昨日、朝10時より行われた、日本獣医生命科学大学 獣医内科学 講師 水谷 尚先生による「高脂血症」についてのセミナーに参加してまいりました。
いままで犬においては、高脂血症によって動脈硬化は起こらないというのが通説になっておりましたが、人に較べれて少ないとはいえ、ある条件さえ整えば発生することが判ってきました。また最近、当院でも治療する機会の増えた甲状腺機能低下症の症例では、アテノローム性動脈硬化が起こるというデータもあるそうです。

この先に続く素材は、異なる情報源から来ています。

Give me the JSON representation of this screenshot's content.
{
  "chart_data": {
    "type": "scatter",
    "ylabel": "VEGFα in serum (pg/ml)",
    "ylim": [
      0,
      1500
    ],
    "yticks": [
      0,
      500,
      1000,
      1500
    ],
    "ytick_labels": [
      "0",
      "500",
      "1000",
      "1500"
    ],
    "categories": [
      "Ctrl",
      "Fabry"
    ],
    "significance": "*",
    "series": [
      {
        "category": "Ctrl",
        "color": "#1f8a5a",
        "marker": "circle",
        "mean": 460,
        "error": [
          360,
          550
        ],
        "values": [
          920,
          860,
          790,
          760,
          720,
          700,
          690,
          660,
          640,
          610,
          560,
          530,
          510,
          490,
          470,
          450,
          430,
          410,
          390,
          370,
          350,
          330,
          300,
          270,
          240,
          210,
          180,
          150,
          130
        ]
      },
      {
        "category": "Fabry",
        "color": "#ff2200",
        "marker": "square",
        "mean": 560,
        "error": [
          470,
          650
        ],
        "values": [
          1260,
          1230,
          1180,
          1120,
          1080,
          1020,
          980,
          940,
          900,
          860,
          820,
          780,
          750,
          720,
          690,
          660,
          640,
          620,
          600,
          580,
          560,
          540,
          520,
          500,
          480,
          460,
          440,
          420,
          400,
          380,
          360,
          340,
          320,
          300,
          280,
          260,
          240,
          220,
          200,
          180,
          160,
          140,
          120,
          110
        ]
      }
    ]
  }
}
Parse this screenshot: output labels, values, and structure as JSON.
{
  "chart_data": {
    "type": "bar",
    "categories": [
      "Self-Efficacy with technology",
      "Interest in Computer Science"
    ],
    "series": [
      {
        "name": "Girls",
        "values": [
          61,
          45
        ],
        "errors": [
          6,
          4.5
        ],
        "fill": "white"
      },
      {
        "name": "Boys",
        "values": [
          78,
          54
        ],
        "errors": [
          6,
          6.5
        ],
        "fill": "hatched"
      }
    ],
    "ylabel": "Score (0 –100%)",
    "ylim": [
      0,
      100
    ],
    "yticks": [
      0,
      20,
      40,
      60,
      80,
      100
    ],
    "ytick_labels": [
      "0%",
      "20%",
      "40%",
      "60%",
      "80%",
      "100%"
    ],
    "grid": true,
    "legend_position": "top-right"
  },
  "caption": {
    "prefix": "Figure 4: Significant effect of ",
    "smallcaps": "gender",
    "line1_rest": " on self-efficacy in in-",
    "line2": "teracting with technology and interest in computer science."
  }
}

糖尿病、甲状腺機能低下症や副腎皮質機能亢進症といった基礎疾患をもたない原発性高脂血症は、ミニチュアシュナウザー、シーズー、シェルティーなどの犬種に発生し、多くが先天性疾患です。
基礎疾患のない高脂血症だということが判った場合は、リポ蛋白質プロファイルを行い、その高脂血症のタイプにより治療法を決定していきます。
現在使われている薬はスタチン系、フィブラート系に大きく分けられますが、そのタイプにより食事療法、EPA、ビタミンなども使い治療していきます。
今回のセミナーは獣医師として、「目からウロコ」といった衝撃を受けました。人の医療では耳にたこができるほど言われているメタボリックシンドロームが、これから先獣医領域でも当り前のように言われる時代になるのかもしれません。